Develop a smart traffic monitoring system that processes live vehicle data at edge nodes to reduce latency and bandwidth consumption. The system will analyze congestion patterns, detect violations, and provide real-time alerts to authorities while minimizing reliance on centralized cloud processing.
Study the fundamentals of edge computing architecture and compare it with traditional cloud-based systems.
Research IoT sensors such as cameras, ultrasonic sensors, and RFID for traffic monitoring.
Design a system architecture where edge devices preprocess traffic video streams locally.
Implement object detection using lightweight machine learning models (e.g., MobileNet, YOLO Tiny) at the edge.
Develop modules to count vehicles, detect signal violations, and estimate traffic density.
Configure edge gateways (e.g., Raspberry Pi or NVIDIA Jetson Nano) for local analytics processing.

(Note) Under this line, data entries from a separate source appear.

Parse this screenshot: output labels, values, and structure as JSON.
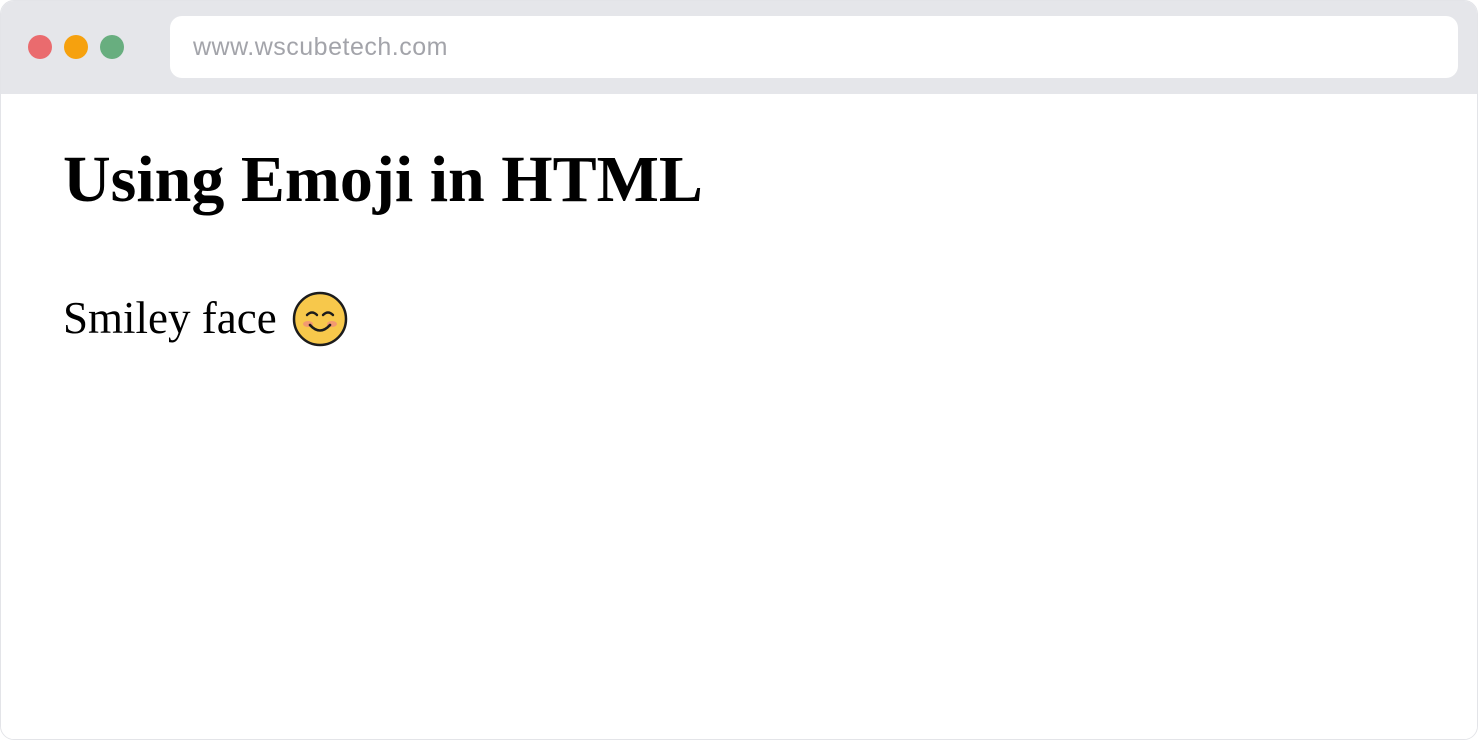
{
  "browser": {
    "url": "www.wscubetech.com",
    "controls": [
      "close",
      "minimize",
      "maximize"
    ]
  },
  "page": {
    "heading": "Using Emoji in HTML",
    "paragraph_text": "Smiley face",
    "emoji": {
      "name": "smiling-face-with-smiling-eyes",
      "character": "😊"
    }
  },
  "colors": {
    "titlebar": "#e5e6ea",
    "close": "#ea6b6e",
    "minimize": "#f6a10e",
    "maximize": "#68ae7f",
    "url_text": "#a3a4aa",
    "emoji_fill": "#f7c84b"
  }
}
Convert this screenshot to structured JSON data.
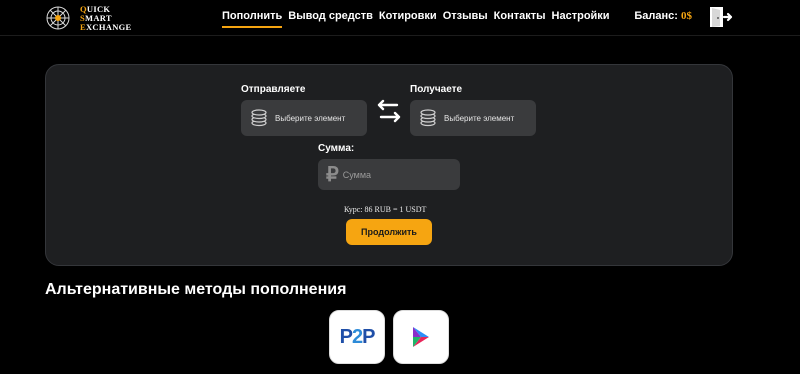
{
  "header": {
    "logo": {
      "line1": "QUICK",
      "line2": "SMART",
      "line3": "EXCHANGE"
    },
    "nav": [
      {
        "label": "Пополнить",
        "active": true
      },
      {
        "label": "Вывод средств",
        "active": false
      },
      {
        "label": "Котировки",
        "active": false
      },
      {
        "label": "Отзывы",
        "active": false
      },
      {
        "label": "Контакты",
        "active": false
      },
      {
        "label": "Настройки",
        "active": false
      }
    ],
    "balance_label": "Баланс:",
    "balance_value": "0$"
  },
  "exchange": {
    "send_label": "Отправляете",
    "send_placeholder": "Выберите элемент",
    "receive_label": "Получаете",
    "receive_placeholder": "Выберите элемент",
    "amount_label": "Сумма:",
    "amount_placeholder": "Сумма",
    "rate_text": "Курс: 86 RUB = 1 USDT",
    "continue_label": "Продолжить"
  },
  "alternative": {
    "title": "Альтернативные методы пополнения",
    "methods": [
      {
        "icon": "p2p-icon"
      },
      {
        "icon": "play-payment-icon"
      }
    ]
  },
  "colors": {
    "accent": "#f6a511",
    "card": "#1e1f21",
    "field": "#3a3b3d",
    "background": "#000000"
  }
}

Implement data filtering to send only summarized or critical information to the cloud server.
Design a real-time dashboard to display traffic analytics and alerts.
Optimize bandwidth usage by reducing redundant data transmission.
Perform latency analysis comparing edge processing versus cloud processing.
Test the system under simulated high-traffic conditions.
Document system performance metrics including processing time, network usage, and accuracy.
Evaluate scalability for city-wide deployment.